After fighting to get testing sites in hard-hit communities, South Bay health nonprofits are now turning their attention to ensure equity in vaccine trials.

In East San Jose, Gardner Health Services, a community clinic that serves disenfranchised and vulnerable communities, and Stanford Medicine are collaborating to enroll Latinx people in vaccine trials and research.

“We are making sure that the CDC is aware – and I think they are – that minority populations and people of color and people of lower socioeconomic status are at higher risk for bad outcomes from this virus,” said Dr. Bonnie Maldonado, a Stanford University researcher who is one of the coordinators of the study.

She said COVID-19 has exacerbated communities such as East San Jose, and making certain residents are a part of research will ensure they have representation when vaccines develop.

“Whether it is a biologic issue or a socioeconomic issue, it doesn’t really matter,” Maldonado said. “The point is that we need to make sure that these are populations that are represented because frequently these are people who don’t have the access to have their voices heard or to be able to access services.”

Limited access to testing, overcrowded housing and working in exposure to hundreds of people has exacerbated COVID-19’s toll in East San Jose.

Maribel Montanez, Gardner’s director of development, said at the beginning of the pandemic in March, the East Side primarily needed more access to testing.

Now as Gardner is footing a $14,800 a month bill to fund a testing site at the Mexican Heritage Plaza, Montanez said the next step is ensuring community members are a part of the research to find COVID-19 immunity.

“It’s kind of like this mutual respect and vision for the communities of color,” Montanez said. “If there’s going to be a vaccine that’s developed, and we’re going to follow people that are most impacted, we want to understand what the underlying causes are and the reasons why minorities are harder impacted.”

Historically, enrollment of Black and Latinx people for clinical trials in the United States has been disproportionately low.

In Food and Drug Administration trials for cardiovascular and diabetes medications from 2008-2017, only 4% of participants were Black and only 11% were Latinx, according to the Journal of the American Heart Association.

When Gardner created a pop-up testing site in the Alviso neighborhood of San Jose, Stanford joined the health nonprofit to call each person who tested positive and ask if they were willing to have blood drawn for vaccine research.

“Not all of them.chose to participate in this study.
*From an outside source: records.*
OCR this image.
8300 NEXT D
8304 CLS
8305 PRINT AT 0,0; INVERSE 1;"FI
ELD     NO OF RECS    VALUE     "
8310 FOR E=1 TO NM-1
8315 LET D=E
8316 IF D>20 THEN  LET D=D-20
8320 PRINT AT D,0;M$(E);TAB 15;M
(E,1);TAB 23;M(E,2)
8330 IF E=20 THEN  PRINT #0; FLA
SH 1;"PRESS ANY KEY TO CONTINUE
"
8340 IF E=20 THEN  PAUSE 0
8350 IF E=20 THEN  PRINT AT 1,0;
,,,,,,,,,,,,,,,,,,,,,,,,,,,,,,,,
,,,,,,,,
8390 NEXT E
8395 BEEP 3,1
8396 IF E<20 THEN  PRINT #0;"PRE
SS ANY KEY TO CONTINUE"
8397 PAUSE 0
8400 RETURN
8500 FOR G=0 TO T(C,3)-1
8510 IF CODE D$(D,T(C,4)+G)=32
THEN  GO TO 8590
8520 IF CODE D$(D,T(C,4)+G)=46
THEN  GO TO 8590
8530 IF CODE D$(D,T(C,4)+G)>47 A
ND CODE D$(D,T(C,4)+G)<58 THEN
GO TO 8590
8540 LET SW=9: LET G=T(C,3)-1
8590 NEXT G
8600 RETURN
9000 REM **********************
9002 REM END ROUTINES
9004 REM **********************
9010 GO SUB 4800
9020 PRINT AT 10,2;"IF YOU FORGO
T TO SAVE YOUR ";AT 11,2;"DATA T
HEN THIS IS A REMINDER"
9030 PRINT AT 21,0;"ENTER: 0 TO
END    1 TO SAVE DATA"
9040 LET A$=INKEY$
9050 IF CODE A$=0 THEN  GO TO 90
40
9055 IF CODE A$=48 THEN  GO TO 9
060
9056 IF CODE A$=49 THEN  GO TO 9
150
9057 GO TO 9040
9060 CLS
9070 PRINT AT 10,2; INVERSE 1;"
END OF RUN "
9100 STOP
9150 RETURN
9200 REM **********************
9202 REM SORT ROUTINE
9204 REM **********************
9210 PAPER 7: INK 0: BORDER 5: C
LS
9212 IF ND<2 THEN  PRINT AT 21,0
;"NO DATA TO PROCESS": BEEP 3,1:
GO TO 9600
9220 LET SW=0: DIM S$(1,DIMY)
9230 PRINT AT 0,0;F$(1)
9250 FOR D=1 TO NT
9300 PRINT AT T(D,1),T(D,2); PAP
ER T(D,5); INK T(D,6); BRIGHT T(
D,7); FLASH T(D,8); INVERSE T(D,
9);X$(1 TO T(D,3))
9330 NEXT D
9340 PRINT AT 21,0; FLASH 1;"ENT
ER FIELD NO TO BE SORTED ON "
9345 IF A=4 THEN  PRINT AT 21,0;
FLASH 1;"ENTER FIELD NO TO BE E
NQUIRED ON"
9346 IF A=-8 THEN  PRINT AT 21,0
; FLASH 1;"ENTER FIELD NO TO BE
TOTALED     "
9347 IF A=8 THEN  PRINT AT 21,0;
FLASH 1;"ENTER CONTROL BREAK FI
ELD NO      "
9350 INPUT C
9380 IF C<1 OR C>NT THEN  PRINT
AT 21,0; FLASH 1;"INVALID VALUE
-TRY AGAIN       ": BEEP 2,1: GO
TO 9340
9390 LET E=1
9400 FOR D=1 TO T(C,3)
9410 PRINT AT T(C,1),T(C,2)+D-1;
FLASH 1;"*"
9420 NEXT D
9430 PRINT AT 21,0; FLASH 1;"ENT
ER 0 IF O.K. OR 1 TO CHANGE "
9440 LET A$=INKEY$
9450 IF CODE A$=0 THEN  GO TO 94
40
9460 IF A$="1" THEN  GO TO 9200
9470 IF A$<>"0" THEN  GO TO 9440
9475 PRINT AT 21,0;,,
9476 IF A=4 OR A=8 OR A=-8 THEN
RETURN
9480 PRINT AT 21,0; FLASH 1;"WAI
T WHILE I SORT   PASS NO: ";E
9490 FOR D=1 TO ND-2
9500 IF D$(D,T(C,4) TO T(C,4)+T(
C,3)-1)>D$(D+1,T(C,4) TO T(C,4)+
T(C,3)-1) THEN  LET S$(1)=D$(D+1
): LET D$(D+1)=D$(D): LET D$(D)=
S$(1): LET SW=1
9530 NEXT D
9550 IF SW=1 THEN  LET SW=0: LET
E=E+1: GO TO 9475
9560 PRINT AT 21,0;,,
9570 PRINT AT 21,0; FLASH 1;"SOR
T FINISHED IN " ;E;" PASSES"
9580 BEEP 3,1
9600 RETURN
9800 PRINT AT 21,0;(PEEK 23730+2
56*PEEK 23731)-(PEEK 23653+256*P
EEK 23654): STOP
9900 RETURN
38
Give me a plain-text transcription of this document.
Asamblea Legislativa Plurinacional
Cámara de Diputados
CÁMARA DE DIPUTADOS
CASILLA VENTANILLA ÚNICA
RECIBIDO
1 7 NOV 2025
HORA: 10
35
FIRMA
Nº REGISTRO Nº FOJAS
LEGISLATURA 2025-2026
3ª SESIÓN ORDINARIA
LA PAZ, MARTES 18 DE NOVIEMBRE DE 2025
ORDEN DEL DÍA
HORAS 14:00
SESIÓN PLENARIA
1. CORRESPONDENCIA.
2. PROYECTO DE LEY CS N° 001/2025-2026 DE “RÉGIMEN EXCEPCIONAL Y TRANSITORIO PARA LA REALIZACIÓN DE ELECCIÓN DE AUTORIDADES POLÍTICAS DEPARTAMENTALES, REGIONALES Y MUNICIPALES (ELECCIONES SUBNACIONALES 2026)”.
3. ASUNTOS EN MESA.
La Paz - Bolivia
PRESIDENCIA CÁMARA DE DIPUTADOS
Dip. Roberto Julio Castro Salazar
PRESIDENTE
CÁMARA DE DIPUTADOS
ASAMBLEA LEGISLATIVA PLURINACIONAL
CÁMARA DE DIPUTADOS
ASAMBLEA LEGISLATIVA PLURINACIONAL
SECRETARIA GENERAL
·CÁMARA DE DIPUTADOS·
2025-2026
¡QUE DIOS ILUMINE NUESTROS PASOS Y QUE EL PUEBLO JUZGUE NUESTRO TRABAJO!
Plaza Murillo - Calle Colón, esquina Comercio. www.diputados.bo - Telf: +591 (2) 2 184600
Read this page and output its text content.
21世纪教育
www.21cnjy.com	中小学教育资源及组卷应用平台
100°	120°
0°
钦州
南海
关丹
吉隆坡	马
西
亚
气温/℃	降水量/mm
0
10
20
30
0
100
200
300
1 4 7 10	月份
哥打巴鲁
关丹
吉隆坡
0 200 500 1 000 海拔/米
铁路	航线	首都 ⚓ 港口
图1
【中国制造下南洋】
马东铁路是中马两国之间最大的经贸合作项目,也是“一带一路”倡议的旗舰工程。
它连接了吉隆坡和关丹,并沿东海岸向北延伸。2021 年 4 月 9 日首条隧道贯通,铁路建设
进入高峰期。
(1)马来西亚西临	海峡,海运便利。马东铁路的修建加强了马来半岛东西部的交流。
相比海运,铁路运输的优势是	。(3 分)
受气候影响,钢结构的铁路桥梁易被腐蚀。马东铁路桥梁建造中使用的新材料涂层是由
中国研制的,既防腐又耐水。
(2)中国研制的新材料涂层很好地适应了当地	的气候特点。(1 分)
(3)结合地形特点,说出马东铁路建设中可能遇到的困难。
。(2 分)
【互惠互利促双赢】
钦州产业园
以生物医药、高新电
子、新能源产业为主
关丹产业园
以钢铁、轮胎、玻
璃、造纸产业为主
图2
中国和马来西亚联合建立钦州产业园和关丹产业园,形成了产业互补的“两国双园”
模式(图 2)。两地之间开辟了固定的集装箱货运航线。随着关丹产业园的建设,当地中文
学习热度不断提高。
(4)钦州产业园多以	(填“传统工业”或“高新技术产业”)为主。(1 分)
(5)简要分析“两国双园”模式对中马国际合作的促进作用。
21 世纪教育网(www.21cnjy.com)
Some of them did,” Montanez said.

Stanford tests a group of 35-50 people each week at the Mexican Heritage Plaza in East San Jose. Montanez said the partnership will help build trust with those who participate in vaccine trials.

“Stanford has this very prominent name with a lot of credibility and they have never seen what they saw with our test site, so many people of color showed up to get tested on one day on the Fourth of July.” Montanez said. “We carry the credibility of being a very trusted resource to the east San Jose community. So people of color, whether you’re Mexican or Latino or Vietnamese, our population really trusts us.”

Maldonado is a liaison to the Advisory Committee of Immunization Practices within the Centers for Disease Control and Prevention, which decides how federally-approved vaccines will be used on different age groups and populations in the United States.

She also has an advisory role in the California Scientific Safety Review Workgroup to assess the safety of vaccines approved by the FDA.

“I want to make sure that the government is trustworthy,” Maldonado said. “I think that is a big issue, of course, and then to come back to people and say this is what the government has said and this is what they’re trying to do, and explain to the people in their own language so that they understand what’s going on. I think that’s always difficult.”

In East San Jose, Montanez said Gardner wants that residents hardest hit by the pandemic will have access to a vaccine during the early phases of its release.

“First responders and the medical healthcare providers should go first,” she said. “But we think that the next two are those that are the most impacted, which are communities of color, so Black and Latino (communities) should go next.”